The Answer: We Don’t Know—Yet

The honest answer to “Who altered Nigeria’s tax laws?” is that we don’t definitively know. We have allegations from opposition lawmakers, denials from the Presidency, and an ongoing investigation that may or may not produce clear answers.

What we do know is that this controversy has exposed deep mistrust between Nigeria’s political actors and serious questions about institutional integrity. Whether the allegations prove true or false, the damage to public confidence may already be done.

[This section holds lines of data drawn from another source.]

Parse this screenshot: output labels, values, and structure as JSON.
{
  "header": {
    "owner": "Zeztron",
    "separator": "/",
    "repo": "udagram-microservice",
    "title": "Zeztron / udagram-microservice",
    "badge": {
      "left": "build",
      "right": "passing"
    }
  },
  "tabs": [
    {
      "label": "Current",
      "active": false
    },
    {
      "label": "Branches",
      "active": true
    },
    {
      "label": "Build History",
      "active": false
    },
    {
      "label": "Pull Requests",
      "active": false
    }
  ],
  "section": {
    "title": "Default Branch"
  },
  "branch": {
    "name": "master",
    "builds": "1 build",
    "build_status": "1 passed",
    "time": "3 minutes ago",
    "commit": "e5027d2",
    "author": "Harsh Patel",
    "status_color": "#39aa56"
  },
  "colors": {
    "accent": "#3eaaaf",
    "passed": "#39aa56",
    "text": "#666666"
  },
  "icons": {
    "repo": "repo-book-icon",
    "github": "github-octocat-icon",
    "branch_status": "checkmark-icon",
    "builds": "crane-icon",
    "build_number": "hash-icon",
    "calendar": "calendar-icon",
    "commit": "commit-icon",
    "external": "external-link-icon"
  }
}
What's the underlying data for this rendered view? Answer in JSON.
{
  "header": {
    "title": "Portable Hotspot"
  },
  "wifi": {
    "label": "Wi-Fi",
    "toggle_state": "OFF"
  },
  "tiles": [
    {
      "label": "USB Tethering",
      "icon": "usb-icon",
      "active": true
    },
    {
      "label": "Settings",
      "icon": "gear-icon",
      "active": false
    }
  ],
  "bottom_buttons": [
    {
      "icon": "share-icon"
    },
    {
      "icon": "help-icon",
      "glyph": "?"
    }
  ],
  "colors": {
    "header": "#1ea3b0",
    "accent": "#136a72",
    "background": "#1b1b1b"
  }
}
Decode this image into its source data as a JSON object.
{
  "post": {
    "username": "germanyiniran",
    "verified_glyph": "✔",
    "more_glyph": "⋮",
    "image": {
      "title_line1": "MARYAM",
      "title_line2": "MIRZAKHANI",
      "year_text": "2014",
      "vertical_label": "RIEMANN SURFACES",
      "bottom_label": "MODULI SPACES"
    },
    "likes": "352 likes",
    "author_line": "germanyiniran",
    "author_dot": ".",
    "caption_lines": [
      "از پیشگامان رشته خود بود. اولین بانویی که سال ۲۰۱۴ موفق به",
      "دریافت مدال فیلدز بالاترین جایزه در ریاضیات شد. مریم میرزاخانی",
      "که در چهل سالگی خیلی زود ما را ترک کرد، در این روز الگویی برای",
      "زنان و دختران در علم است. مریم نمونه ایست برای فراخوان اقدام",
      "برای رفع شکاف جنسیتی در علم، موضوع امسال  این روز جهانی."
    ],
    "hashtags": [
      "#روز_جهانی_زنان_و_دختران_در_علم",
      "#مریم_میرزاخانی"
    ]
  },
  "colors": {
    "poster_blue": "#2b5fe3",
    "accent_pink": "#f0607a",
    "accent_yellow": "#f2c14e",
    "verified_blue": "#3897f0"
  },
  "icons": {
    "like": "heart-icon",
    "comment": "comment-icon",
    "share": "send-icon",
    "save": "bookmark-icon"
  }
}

As the January 1 deadline approaches, one thing is certain: Nigeria is implementing major tax reforms amid a cloud of suspicion about their very legitimacy. That’s not how transformative fiscal policy should begin—and it’s a troubling sign of the state of Nigerian governance that we’ve arrived at this point at all.

The House investigation must be thorough, transparent, and definitive. Nigeria deserves to know not just whether changes were made, but by whom, why, and under what authority. Anything less leaves the country governing itself under laws whose legitimacy remains forever in doubt.